北方領土問題については、1964年、毛沢東が佐々木更三社会党委員長(当時)にソ連は千島を日本に返すべしと述べた後、何度もソ連帝国主義批判のなかでソ連の千島占領はソ連の拡張主義の表れであると主張してきた。然るに昨年のメドヴェージェフ訪中の際には、核心的利益の相互支持は中露戦略的パートナー関係の重要な一部であるとして、これまでの立場を変え、ロシアの北方領土に対する主張を支持する姿勢を明らかにした。中国は前言を尊重しない国であると断じざるを得ない。日中関係を「戦略的互恵」にするとの共同声明での文言や、日中平和友好条約にある「覇権反対条項」を中国が尊重すると考えるのは間違っているだろう。中国は前言や条約の規定をいつでも平気で反故にする、あるいは反故にするに等しい主張をする国である。
戦前、ソ連は南樺太を日本に割譲したポーツマス条約については、1925年には否認はしなかったが、政治的責任を負わないと言明し、その後、戦時中にはモロトフがポーツマス条約を否認する主張を行った。さらに、平和裏の交渉で出来た千島・樺太交換条約で合法的に日本に帰属している千島の返還を主張し続けた。これがヤルタ協定につながり、現在の北方領土問題につながっている。要するに、条約を無視する意図を公言し、恥じない国であった。それで終戦後、ドサクサにまぎれて千島を占領して、今に至っている。ソ連崩壊後、ロシアが成立し、国際法を尊重する国になったかと思ったが、このロシアもスターリン外交の戦果を保持することを対日外交の眼目としている。日本は北方領土について国際法上、日本に属することを主張して来たが、それを馬耳東風と聞き流し、今日に至っている。

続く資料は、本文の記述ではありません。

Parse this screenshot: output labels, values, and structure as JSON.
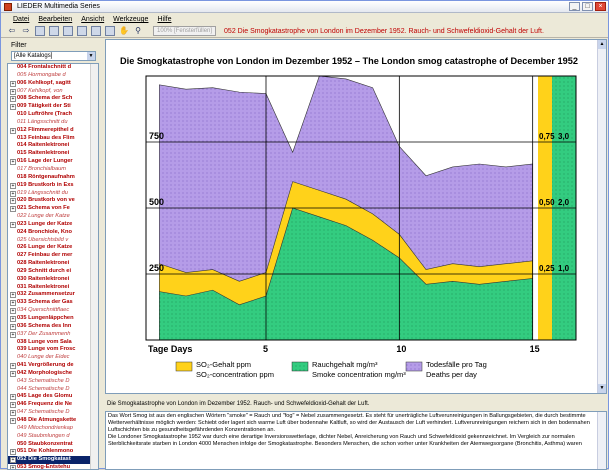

こういう国に対しては、サンフランシスコ条約2条C(樺太・千島放棄条項)を度外視する主張を日本としても展開していくことが最も適切である気さえする。韓国は竹島について、日本が国際司法裁判所への提訴を求めても応じず、竹島は日本の朝鮮侵略の第1歩であったとの虚偽の議論を振り回している。韓国はサンフランシスコ講和条約で、日本の領域から外される地域に竹島を入れるように米に要求した。しかし米は調査後、竹島は日本領土であるとした。このような経緯、歴史を全く無視している。北朝鮮の国際法無視については、もう論じる必要もない。日本は、国際的な礼譲や法を尊重しない諸国に囲まれている。そのことを今一度、認識することが必要である。こういう国に対しては、力のバランスをわが方に不利なように変えさせてはならないし、変えさせないことが平和を維持することになる。